Desde el municipio informaron que la obra registra un avance superior al 30%, aunque reconocieron que las lluvias persistentes de los últimos meses ralentizaron parte del cronograma previsto para su ejecución.
La decisión de intensificar los trabajos fue adoptada luego de una reunión encabezada por la intendenta Rossana Chahla con especialistas de la Universidad Nacional de Tucumán (UNT), quienes advirtieron que existe un 98% de probabilidades de que el fenómeno climático El Niño continúe e incluso se fortalezca durante la próxima temporada estival.
Según el informe técnico presentado por los expertos, el mayor riesgo para Tucumán no estaría asociado a un incremento constante de las lluvias, sino a la ocurrencia de precipitaciones extremas concentradas en lapsos breves, principalmente entre noviembre y marzo, con capacidad para provocar inundaciones urbanas y poner bajo presión la infraestructura de desagües.
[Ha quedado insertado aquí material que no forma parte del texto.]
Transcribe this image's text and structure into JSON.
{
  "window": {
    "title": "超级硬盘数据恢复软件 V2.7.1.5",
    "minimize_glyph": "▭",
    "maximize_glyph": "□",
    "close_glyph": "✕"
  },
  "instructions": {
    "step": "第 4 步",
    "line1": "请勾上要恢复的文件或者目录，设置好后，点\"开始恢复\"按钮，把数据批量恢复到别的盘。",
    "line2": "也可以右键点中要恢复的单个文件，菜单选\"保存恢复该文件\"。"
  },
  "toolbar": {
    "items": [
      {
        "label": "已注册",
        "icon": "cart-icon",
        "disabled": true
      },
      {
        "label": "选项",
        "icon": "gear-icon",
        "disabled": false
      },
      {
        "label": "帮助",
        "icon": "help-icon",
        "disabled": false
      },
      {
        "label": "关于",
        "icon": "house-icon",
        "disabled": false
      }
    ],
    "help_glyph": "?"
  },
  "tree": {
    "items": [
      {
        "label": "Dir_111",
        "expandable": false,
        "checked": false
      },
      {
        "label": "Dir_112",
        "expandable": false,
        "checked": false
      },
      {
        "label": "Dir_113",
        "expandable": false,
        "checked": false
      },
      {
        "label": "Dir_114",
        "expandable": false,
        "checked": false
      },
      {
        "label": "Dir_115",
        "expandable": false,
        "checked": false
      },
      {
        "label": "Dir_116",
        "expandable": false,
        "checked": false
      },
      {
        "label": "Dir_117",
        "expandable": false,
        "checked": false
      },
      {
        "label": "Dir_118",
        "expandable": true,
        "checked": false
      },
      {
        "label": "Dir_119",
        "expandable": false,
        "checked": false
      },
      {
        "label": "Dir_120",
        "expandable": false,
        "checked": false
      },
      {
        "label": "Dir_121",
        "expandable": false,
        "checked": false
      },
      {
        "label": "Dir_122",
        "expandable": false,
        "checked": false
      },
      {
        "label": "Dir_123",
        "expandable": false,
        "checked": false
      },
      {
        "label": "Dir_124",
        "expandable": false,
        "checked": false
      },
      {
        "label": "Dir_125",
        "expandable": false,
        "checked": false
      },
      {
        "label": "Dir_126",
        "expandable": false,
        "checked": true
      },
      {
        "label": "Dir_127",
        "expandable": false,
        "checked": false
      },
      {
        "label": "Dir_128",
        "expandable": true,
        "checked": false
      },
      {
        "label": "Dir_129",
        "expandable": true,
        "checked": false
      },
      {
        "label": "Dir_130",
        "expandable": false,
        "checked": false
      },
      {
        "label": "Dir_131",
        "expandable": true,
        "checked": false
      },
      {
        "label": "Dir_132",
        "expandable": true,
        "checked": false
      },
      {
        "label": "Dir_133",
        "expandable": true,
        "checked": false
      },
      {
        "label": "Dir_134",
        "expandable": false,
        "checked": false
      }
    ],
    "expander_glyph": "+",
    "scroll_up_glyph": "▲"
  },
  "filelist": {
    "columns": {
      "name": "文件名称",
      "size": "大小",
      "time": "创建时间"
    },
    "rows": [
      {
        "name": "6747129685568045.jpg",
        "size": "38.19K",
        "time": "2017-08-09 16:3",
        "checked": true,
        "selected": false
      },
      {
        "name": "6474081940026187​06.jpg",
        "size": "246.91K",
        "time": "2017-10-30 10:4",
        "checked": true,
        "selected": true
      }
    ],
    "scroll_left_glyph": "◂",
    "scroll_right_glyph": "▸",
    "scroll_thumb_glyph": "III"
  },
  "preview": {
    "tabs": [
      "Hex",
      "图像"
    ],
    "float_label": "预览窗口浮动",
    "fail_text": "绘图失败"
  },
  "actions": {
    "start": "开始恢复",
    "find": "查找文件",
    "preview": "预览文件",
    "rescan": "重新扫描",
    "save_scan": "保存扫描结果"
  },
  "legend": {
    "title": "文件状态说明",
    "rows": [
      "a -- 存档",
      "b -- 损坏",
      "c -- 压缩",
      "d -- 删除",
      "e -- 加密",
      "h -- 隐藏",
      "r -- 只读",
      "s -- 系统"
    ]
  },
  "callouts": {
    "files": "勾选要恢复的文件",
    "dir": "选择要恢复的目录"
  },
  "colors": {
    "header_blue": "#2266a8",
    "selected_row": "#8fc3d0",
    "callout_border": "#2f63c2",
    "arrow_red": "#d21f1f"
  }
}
Durante una recorrida por la obra, en la zona de avenida 9 de Julio al 5.000, el secretario de Obras Públicas municipal, Claudio Bravo, explicó que esta intervención forma parte del plan de contingencias hídricas elaborado en mayo del año pasado. “A partir de ese estudio comenzaron a priorizarse las obras de emergencia en los sectores más críticos de la ciudad y este era uno de los puntos fundamentales”, remarcó el funcionario.
Uno de los trabajos más importantes consiste en reemplazar antiguas alcantarillas construidas en la década de 1970, cuya capacidad resulta insuficiente para soportar el volumen de agua durante lluvias intensas. Bravo precisó que las nuevas estructuras tendrán cuatro metros de ancho y 2,20 metros de altura, lo que permitirá mejorar significativamente la circulación del agua.
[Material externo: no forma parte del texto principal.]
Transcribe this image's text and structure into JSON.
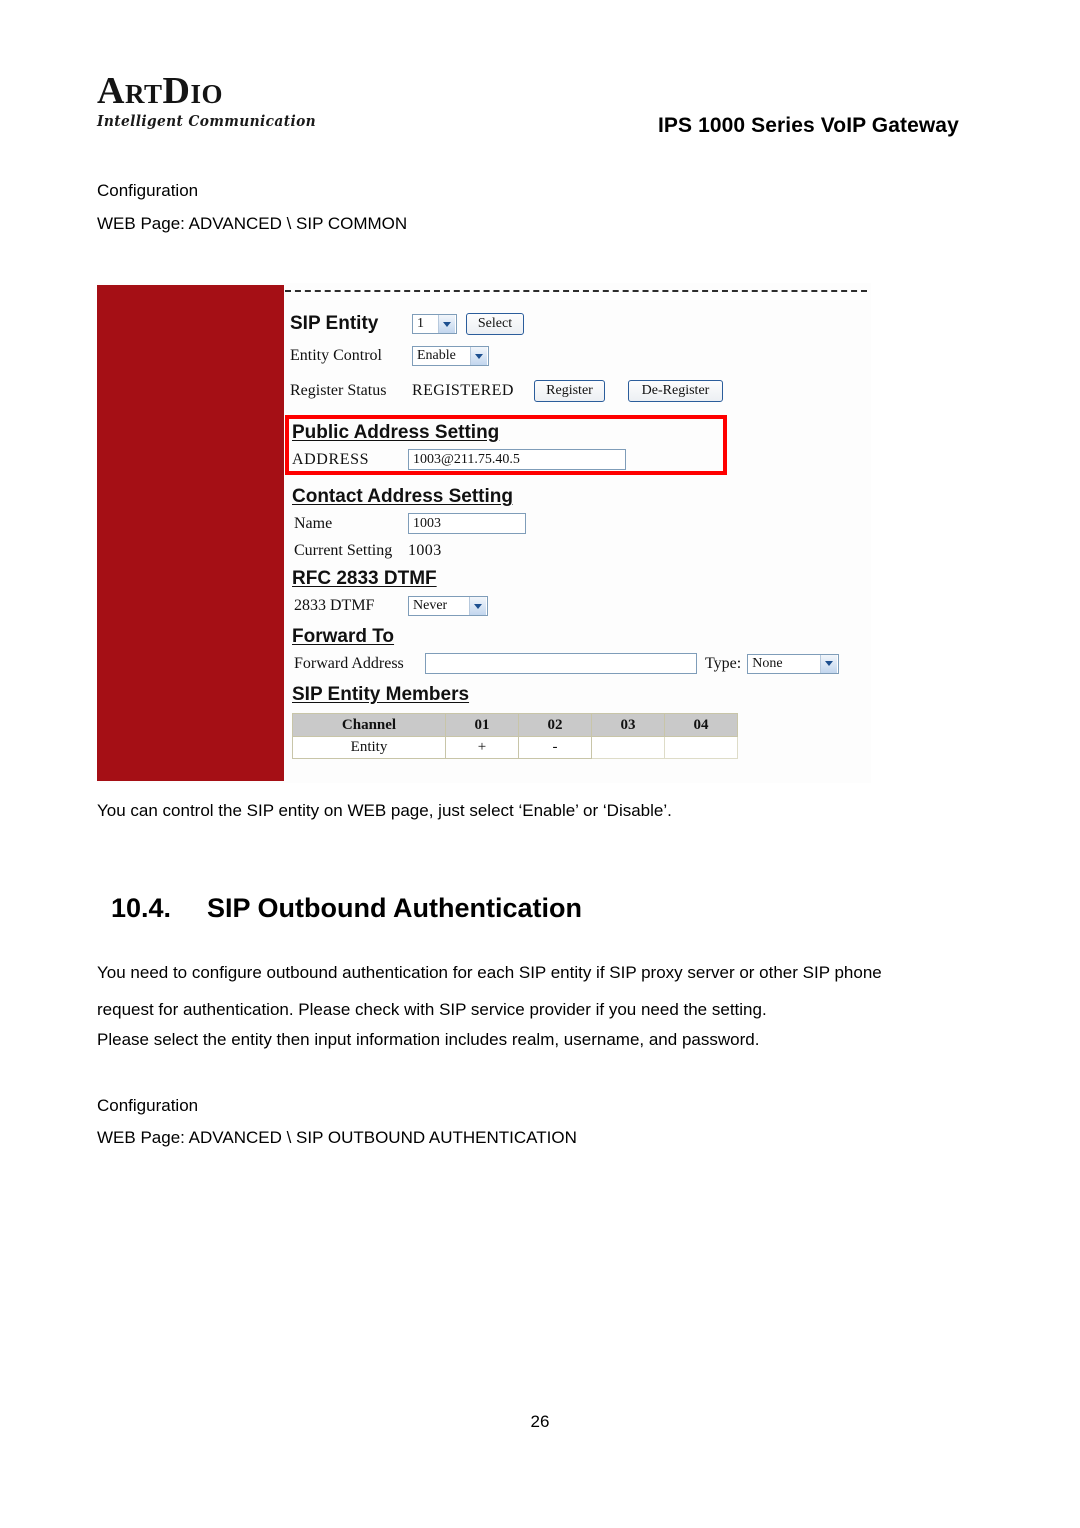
{
  "header": {
    "logo_main_a": "A",
    "logo_main_rt": "RT",
    "logo_main_d": "D",
    "logo_main_io": "IO",
    "logo_tagline": "Intelligent Communication",
    "product_title": "IPS 1000 Series VoIP Gateway"
  },
  "section_top": {
    "config_label": "Configuration",
    "web_page_path": "WEB Page: ADVANCED \\ SIP COMMON"
  },
  "screenshot": {
    "sip_entity": {
      "label": "SIP Entity",
      "entity_value": "1",
      "select_button": "Select"
    },
    "entity_control": {
      "label": "Entity Control",
      "value": "Enable"
    },
    "register_status": {
      "label": "Register Status",
      "status": "REGISTERED",
      "register_button": "Register",
      "deregister_button": "De-Register"
    },
    "public_address": {
      "heading": "Public Address Setting",
      "address_label": "ADDRESS",
      "address_value": "1003@211.75.40.5",
      "highlight_color": "#ff0000"
    },
    "contact_address": {
      "heading": "Contact Address Setting",
      "name_label": "Name",
      "name_value": "1003",
      "current_setting_label": "Current Setting",
      "current_setting_value": "1003"
    },
    "rfc2833": {
      "heading": "RFC 2833 DTMF",
      "dtmf_label": "2833 DTMF",
      "dtmf_value": "Never"
    },
    "forward_to": {
      "heading": "Forward To",
      "address_label": "Forward Address",
      "address_value": "",
      "type_label": "Type:",
      "type_value": "None"
    },
    "sip_entity_members": {
      "heading": "SIP Entity Members",
      "columns": [
        "Channel",
        "01",
        "02",
        "03",
        "04"
      ],
      "row_label": "Entity",
      "row_values": [
        "+",
        "-",
        "",
        ""
      ]
    },
    "sidebar_color": "#a50f15"
  },
  "body": {
    "note_line": "You can control the SIP entity on WEB page, just select ‘Enable’ or ‘Disable’.",
    "section_number": "10.4.",
    "section_title": "SIP Outbound Authentication",
    "paragraph_line_1": "You need to configure outbound authentication for each SIP entity if SIP proxy server or other SIP phone",
    "paragraph_line_2": "request for authentication. Please check with SIP service provider if you need the setting.",
    "paragraph_line_3": "Please select the entity then input information includes realm, username, and password.",
    "config_label": "Configuration",
    "web_page_path": "WEB Page: ADVANCED \\ SIP OUTBOUND AUTHENTICATION"
  },
  "footer": {
    "page_number": "26"
  }
}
El funcionario sostuvo que la ampliación de esas alcantarillas reducirá las obstrucciones y favorecerá un escurrimiento más eficiente, con el objetivo de disminuir las inundaciones que históricamente afectan a ese sector del sur capitalino.
Las obras son financiadas en partes iguales por la Municipalidad de San Miguel de Tucumán y el Gobierno de la Provincia, en el marco de una estrategia conjunta para fortalecer la infraestructura hídrica y reducir el impacto de los eventos climáticos extremos previstos para los próximos meses.